Apesar dos elogios a Lula, Maria da Conceição da Tavares nunca abdicou de criticar as derivas liberais na sua política económica e social, em especial durante o seu primeiro mandato. Hoje, a falta deste tipo de posicionamento é sentido. A coragem de fazer críticas construtivas dentro do próprio campo político é praticamente inexistente nos economistas brasileiros que apoiam Lula, reduzindo o debate intelectual a um exercício de apoio essencialmente performativo.
Talvez a forma como muitos portugueses a conheceram, Maria da Conceição Tavares teve a sua ascensão como um fenómeno pop na internet. Tornaram-se virais nas redes sociais recortes das suas entrevistas e aulas, onde crítica a hegemonia liberal e a tecnocracia. Infelizmente, os meios de comunicação portugueses e as faculdades de economia - com raras excepções - não demonstram interesse em estudar e divulgar o pensamento de uma das figuras mais importantes do debate económico no mundo lusófono. Desinteresse esse que confirma a hegemonia liberal no ensino da economia, que a ideologia e política é camuflada em supostos pareceres puramente científicos.
O percurso de Maria da Conceição Tavares está repleto de derrotas políticas, mas isso não o menoriza. A vontade constante de lutar por um Brasil mais desenvolvido, industrializado, soberano e igualitário é uma qualidade rara num mundo em que a academia está cada vez mais presa em si própria e burocratizada.

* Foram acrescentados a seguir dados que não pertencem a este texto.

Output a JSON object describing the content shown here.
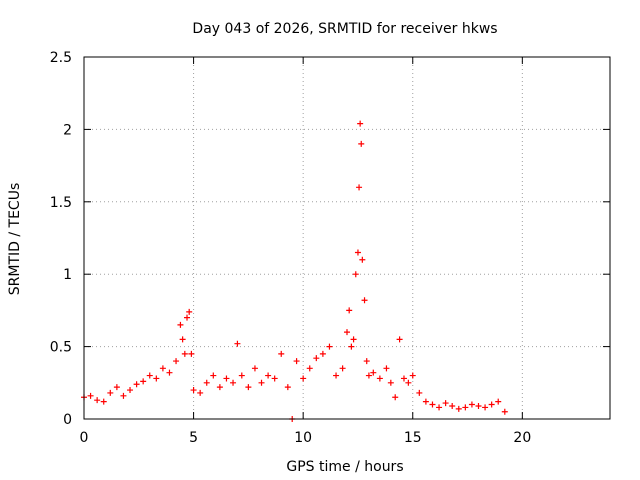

Por estes e outros motivos, a economista é uma clara inspiração para a República dos Pijamas. Trazer a economia para o campo político e participar de forma construtiva e crítica no debate dentro do nosso campo político, são alguns dos nossos princípios. Usando as sábias palavras de Maria Conceição Tavares, na pior das hipóteses, “estamos lutando apenas pra não ficar malucos.”